Der roman­ti­sche Gedan­ke Alex­an­ders, die Ver­hält­nis­se der Natio­nen durch christ­li­che Nächs­ten­lie­be und Ver­pflich­tung auf das Recht zu ord­nen, war durch­aus gut gemeint und weit­sich­tig bezüg­lich der Pro­ble­me, die Euro­pa in den nächs­ten zwei Jahr­hun­der­ten in Krie­ge stür­zen wür­den. Er war gleich­zei­tig aus­sichts­los und zer­brach spä­tes­tens bei der fran­zö­si­schen Inter­ven­ti­on gegen die Revo­lu­ti­on in Spa­ni­en 1821. Der genia­le, aber wie Met­ter­nich unbe­lieb­te, bri­ti­sche Außen­mi­nis­ter Cast­le­re­agh hat­te die Unmög­lich­keit des Pro­jekts der Hei­li­gen Alli­anz früh­zei­tig erkannt und statt­des­sen eine Poli­tik des Gleich­ge­wichts der Mäch­te ver­folgt – weni­ger visio­när, aber immer­hin umsetzbar.

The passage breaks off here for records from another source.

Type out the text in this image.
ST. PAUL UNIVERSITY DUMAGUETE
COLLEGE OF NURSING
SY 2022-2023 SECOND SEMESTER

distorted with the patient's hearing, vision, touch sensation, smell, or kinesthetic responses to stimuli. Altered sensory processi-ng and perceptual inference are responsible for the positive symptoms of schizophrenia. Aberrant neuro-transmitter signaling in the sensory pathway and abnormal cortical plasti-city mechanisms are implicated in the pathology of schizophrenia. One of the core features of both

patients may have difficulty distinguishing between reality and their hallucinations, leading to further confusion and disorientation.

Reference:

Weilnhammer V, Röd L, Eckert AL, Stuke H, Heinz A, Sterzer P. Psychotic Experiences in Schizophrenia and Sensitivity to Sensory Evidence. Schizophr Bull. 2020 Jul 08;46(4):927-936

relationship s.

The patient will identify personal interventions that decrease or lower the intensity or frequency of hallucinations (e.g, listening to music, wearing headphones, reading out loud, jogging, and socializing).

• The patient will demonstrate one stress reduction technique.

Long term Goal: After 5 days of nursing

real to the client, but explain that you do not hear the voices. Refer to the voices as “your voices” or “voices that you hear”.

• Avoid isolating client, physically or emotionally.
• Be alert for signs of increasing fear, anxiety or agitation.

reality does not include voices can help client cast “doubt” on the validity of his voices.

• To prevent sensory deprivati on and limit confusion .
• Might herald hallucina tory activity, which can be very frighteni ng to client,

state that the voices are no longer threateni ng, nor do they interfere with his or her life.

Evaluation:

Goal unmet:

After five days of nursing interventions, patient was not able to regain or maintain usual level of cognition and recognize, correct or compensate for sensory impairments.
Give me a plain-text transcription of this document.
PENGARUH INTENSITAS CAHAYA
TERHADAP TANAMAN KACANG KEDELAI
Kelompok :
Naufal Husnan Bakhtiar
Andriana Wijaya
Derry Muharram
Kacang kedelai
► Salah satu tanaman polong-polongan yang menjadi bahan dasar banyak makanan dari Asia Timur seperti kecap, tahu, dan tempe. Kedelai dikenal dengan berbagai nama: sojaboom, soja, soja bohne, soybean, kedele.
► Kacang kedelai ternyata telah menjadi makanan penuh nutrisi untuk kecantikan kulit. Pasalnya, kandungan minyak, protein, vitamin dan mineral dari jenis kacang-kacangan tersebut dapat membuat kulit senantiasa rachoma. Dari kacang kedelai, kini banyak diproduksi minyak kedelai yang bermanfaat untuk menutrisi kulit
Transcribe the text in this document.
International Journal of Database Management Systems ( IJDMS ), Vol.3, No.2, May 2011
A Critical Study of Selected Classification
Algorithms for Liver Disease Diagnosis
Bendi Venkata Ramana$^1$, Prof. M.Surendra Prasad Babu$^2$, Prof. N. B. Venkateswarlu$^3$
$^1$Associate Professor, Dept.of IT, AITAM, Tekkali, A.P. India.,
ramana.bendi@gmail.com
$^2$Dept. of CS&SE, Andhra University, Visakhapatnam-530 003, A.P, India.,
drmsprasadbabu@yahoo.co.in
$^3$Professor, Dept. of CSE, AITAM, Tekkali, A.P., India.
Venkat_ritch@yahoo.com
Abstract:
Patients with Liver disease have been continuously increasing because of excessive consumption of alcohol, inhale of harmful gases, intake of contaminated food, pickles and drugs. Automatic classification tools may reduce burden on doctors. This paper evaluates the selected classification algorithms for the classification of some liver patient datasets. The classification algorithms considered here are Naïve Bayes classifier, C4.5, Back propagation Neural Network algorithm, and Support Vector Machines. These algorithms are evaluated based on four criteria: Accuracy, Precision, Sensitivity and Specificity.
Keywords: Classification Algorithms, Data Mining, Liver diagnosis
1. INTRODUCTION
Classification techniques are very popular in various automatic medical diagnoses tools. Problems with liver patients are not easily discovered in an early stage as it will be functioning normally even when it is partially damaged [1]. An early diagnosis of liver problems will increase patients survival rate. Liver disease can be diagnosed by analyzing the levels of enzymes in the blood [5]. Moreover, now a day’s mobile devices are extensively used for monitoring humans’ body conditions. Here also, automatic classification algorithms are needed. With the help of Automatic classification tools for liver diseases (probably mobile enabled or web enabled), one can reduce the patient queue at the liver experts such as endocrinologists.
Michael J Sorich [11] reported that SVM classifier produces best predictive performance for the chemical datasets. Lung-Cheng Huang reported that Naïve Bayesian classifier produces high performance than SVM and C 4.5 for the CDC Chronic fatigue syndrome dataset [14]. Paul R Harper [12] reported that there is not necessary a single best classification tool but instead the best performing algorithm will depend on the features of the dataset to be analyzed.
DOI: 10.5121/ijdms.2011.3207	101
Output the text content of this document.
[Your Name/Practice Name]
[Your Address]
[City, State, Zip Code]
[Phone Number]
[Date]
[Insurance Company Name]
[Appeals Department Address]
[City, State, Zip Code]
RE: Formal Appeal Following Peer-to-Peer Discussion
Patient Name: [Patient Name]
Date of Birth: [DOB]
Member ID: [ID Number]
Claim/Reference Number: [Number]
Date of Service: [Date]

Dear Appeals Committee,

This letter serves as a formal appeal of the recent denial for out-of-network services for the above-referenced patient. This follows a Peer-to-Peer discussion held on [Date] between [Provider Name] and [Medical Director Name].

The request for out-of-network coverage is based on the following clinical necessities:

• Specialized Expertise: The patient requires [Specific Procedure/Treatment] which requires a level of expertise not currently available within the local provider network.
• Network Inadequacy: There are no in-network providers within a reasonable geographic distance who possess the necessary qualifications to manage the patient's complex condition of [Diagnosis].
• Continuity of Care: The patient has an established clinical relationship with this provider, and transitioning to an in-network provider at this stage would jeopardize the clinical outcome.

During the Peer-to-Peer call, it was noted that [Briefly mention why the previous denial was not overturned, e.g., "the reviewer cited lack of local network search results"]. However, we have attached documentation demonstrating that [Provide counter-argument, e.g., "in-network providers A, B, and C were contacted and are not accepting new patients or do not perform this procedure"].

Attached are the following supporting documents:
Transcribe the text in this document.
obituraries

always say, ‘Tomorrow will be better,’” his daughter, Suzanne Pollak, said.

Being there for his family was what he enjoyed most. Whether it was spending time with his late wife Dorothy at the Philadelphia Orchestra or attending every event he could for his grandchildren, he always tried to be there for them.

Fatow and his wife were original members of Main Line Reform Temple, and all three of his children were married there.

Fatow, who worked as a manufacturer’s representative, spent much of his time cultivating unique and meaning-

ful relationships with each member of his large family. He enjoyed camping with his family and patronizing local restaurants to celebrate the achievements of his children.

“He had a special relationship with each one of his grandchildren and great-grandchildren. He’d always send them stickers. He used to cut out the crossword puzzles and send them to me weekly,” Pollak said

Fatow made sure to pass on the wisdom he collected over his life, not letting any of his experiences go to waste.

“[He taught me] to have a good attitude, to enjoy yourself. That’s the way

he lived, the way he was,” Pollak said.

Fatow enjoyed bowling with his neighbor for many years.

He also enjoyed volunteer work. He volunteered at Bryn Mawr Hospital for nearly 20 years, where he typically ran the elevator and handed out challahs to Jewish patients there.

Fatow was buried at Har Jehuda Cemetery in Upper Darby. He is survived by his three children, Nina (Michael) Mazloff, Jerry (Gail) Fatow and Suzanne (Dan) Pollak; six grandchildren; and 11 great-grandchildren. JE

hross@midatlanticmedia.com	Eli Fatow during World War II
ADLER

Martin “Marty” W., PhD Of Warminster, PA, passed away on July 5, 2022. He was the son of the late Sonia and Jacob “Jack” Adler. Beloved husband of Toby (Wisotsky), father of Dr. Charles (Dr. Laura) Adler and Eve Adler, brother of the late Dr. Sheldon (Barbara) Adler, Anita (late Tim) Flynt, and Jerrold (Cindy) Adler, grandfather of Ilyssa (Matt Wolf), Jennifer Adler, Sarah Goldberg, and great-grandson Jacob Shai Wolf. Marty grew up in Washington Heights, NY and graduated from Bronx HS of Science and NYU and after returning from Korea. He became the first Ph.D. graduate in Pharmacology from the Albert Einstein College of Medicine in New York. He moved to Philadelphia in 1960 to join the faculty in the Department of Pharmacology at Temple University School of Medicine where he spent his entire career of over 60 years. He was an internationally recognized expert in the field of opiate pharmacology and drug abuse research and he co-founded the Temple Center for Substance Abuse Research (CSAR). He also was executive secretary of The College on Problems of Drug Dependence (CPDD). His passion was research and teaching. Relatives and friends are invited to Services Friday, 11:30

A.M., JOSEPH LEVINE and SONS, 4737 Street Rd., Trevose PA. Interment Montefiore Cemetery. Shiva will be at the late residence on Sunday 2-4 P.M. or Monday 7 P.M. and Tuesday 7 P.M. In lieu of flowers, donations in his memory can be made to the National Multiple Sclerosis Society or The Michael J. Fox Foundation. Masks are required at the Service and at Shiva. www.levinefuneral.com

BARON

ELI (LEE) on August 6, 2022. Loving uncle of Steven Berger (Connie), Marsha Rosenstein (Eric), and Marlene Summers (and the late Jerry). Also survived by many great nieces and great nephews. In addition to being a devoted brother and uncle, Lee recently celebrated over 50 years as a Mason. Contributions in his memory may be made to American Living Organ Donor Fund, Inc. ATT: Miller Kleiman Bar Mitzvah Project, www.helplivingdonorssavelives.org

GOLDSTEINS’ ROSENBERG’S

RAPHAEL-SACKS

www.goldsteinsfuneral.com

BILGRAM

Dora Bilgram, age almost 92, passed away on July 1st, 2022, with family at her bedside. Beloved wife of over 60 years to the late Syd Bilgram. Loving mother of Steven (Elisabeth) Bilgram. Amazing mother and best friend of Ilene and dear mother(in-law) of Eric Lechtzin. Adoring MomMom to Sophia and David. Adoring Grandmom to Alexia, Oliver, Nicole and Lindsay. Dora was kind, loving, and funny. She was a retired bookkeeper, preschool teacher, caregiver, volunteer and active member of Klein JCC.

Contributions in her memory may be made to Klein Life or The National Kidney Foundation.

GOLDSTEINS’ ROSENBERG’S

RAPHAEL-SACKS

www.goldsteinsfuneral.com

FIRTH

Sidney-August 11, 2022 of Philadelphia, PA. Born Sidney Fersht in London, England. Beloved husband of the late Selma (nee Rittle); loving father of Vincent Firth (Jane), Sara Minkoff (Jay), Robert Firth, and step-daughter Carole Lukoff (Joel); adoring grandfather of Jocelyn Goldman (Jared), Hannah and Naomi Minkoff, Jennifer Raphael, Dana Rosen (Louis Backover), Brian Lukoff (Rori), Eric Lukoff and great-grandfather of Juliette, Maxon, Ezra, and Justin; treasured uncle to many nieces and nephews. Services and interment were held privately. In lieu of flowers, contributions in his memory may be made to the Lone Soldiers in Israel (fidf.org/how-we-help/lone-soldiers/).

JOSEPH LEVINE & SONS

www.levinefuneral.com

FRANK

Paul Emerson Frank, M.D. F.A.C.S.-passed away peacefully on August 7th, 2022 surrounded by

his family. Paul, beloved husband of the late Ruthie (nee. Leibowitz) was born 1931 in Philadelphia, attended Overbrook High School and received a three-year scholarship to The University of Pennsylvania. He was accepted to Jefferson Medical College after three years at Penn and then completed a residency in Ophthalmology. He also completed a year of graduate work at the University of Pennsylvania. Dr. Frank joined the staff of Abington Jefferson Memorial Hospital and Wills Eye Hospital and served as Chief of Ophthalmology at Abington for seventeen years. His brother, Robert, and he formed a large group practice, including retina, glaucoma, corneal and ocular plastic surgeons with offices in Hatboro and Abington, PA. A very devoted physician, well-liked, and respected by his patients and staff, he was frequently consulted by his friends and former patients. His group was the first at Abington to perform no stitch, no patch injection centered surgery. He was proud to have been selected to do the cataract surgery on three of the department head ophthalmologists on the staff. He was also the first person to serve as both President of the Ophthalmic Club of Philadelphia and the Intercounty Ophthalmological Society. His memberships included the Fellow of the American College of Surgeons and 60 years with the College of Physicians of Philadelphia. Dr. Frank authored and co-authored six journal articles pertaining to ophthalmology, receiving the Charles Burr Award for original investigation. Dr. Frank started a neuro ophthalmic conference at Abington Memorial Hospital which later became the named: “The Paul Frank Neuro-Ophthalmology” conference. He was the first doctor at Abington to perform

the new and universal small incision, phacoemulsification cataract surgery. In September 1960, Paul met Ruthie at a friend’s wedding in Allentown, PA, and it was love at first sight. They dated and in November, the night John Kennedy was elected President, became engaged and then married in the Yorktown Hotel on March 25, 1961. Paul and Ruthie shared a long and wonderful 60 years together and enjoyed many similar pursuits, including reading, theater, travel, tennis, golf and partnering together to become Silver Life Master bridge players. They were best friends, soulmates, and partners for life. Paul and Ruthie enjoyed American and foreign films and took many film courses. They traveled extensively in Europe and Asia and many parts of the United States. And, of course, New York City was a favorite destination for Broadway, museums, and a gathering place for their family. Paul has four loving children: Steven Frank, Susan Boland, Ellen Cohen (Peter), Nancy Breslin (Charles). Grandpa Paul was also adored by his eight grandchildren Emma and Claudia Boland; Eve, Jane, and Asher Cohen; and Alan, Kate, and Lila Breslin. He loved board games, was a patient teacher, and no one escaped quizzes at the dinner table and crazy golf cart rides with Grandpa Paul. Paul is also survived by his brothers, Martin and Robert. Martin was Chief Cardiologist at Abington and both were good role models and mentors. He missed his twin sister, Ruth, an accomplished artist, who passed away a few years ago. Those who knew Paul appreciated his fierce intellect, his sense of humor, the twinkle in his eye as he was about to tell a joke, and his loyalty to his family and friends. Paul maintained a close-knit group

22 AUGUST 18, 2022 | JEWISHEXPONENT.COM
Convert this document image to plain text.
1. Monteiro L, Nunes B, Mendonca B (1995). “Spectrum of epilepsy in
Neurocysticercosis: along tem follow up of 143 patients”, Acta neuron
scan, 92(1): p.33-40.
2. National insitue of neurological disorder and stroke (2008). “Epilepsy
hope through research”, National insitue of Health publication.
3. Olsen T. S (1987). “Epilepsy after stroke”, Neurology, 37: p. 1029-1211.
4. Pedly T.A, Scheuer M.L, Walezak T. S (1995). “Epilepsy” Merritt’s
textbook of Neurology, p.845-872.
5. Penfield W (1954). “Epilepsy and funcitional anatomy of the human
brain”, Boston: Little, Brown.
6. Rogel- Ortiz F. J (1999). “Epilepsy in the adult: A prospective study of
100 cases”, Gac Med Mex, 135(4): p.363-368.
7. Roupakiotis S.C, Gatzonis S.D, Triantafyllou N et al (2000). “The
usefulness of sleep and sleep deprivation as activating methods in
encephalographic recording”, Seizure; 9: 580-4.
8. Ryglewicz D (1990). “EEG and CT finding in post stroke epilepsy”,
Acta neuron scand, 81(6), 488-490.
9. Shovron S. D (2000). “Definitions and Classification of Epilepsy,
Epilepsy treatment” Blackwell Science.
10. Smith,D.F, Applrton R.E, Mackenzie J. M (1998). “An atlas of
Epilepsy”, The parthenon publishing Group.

Für die EU-Kom­mis­si­on und den Euro­päi­schen Rat als Klä­ger und gleich­zei­tig Rich­ter über die Recht­staat­lich­keit der Mit­glieds­na­tio­nen möch­te ich einen abge­wan­del­ten Namen vor­schla­gen: Nen­nen wir sie die Unhei­li­ge Allianz.